When analyzing pitchers to wager on or against, strikeouts are overvalued. It’s fun to see which pitchers can blow away the opposition, or which ones can punch out the most hitters, but from a wagering standpoint it’s not very important. For instance, the same night Justin Verlander threw his no-hitter this week, the Angels Kelvim Escobar fanned 14 Reds.

There were two drawbacks, though. He was only able to go 6 innings because high strikeout numbers usually mean high number of pitches. Also, the Angels lost the game, 5-3. Here are the top 5 strikeout pitchers in baseball: Cole Hamels, Erik Bedard, A.J. Burnett, Johan Santana and Jake Peavy.

Baltimore lefty Bedard is having a strong season, but his ERA is not lights out at 3.72. And he plays for a team that is not great in the field or at the plate, and real bad in the pen. Baltimore has lost 5 of the last 6 starts by Bedard. Toronto has lost 4 in a row in games started by Burnett and 6 of 9.

In addition, big-name strikeout pitchers usually mean having to lay a big price. From a betting standpoint, this is not the way to grind out a profit over the long haul. Pitching stats that are more important than individual strikeouts are bullpen numbers.

There are only two major league bullpens with ERAs under 3.00, the Padres and the Red Sox. Boston has been a surprise, as their pen has been weak ever since winning the 2004 World Series. Closer Jonathan Papelbon has been as good as expected, recording 14 saves in 15 opportunities.

But newcomer lefty Hideki Okajima has been a huge surprise. He who was an unknown quantity coming over from Japan and expected to be a situational lefty, but thanks to an outstanding changeup, Okajima has morphed into a magnificent long man, middle man and even closer at times. Newcomer Brandon Donnelly solidified his status as a reliable seventh-inning pitcher, while Javier Lopez has blossomed into a reliable situational reliever.

This might surprise you, but the Seattle Mariners are 5th overall in bullpen ERA, a terrific 3.35. They’ve also been the hottest teams in baseball of late. Sure, the offense has gotten all the news for its strong play, but don’t overlook the improved bullpen. That was evident again this week when they went to Wrigley Field and won 5-3 in 13 innings.

The bases were loaded with two out in the 13th inning when a flu-ridden closer J.J. Putz reared back, fired and got the game-ending ground out he needed. It was Seattle's fifth consecutive win, and they were an underdog in EVERY game. The Mariners moved nine games over .500 and three games behind the division-leading Los Angeles Angels.
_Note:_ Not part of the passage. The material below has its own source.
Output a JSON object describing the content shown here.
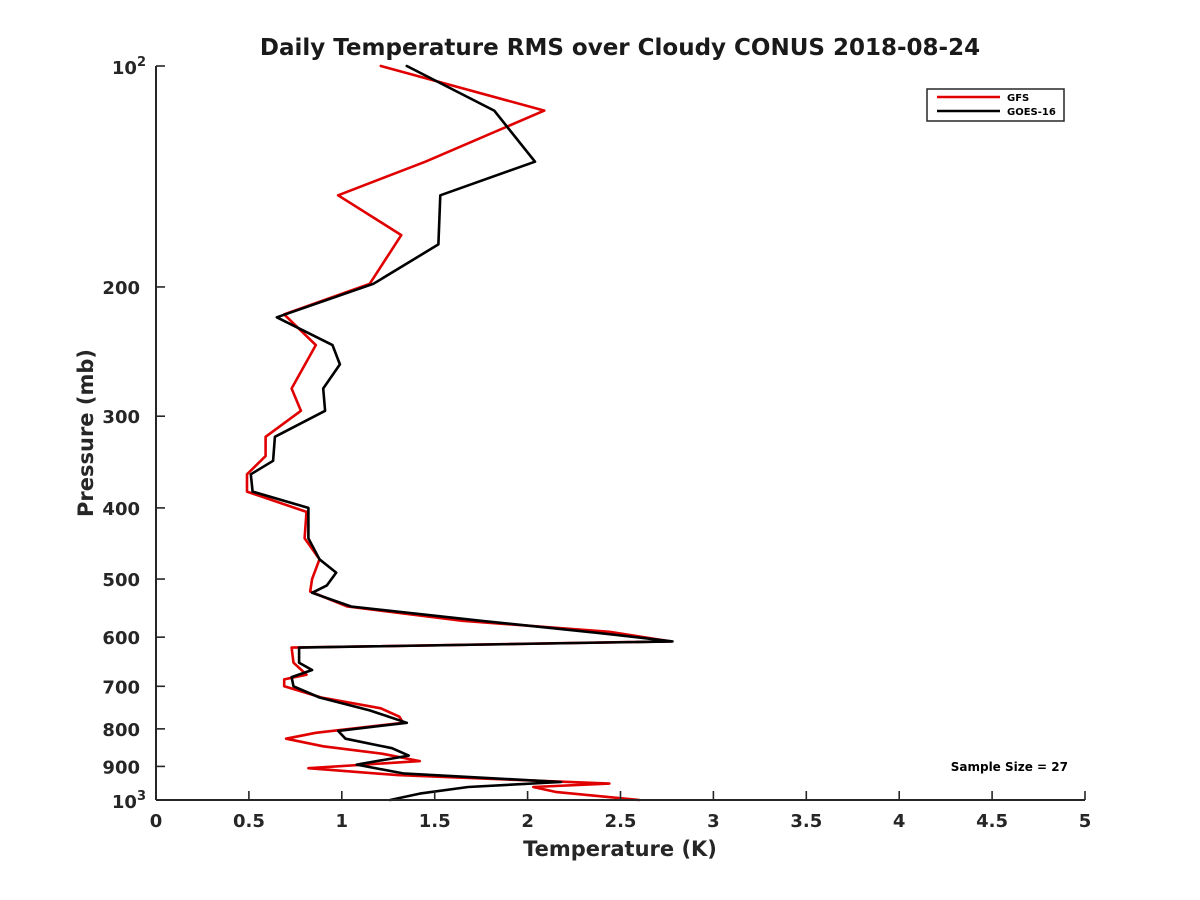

Since so many baseball games are close, a huge ingredient these days is not so much starting pitching but bullpen strength, depth and flexibility. Take a look at the worst bullpens in baseball: White Sox, Devil Rays, Tigers, Pirates, Reds, Orioles, Phillies and Royals. 5 of those 7 teams are bad, with the White Sox being the biggest disappointment in baseball thus far, less than two years removed from a championship. Chicago has lost 14 of 17 games and was a favorite in 9 of them! The only way to grind out a profit has been to wager against them, and their awful bullpen is a big reason why.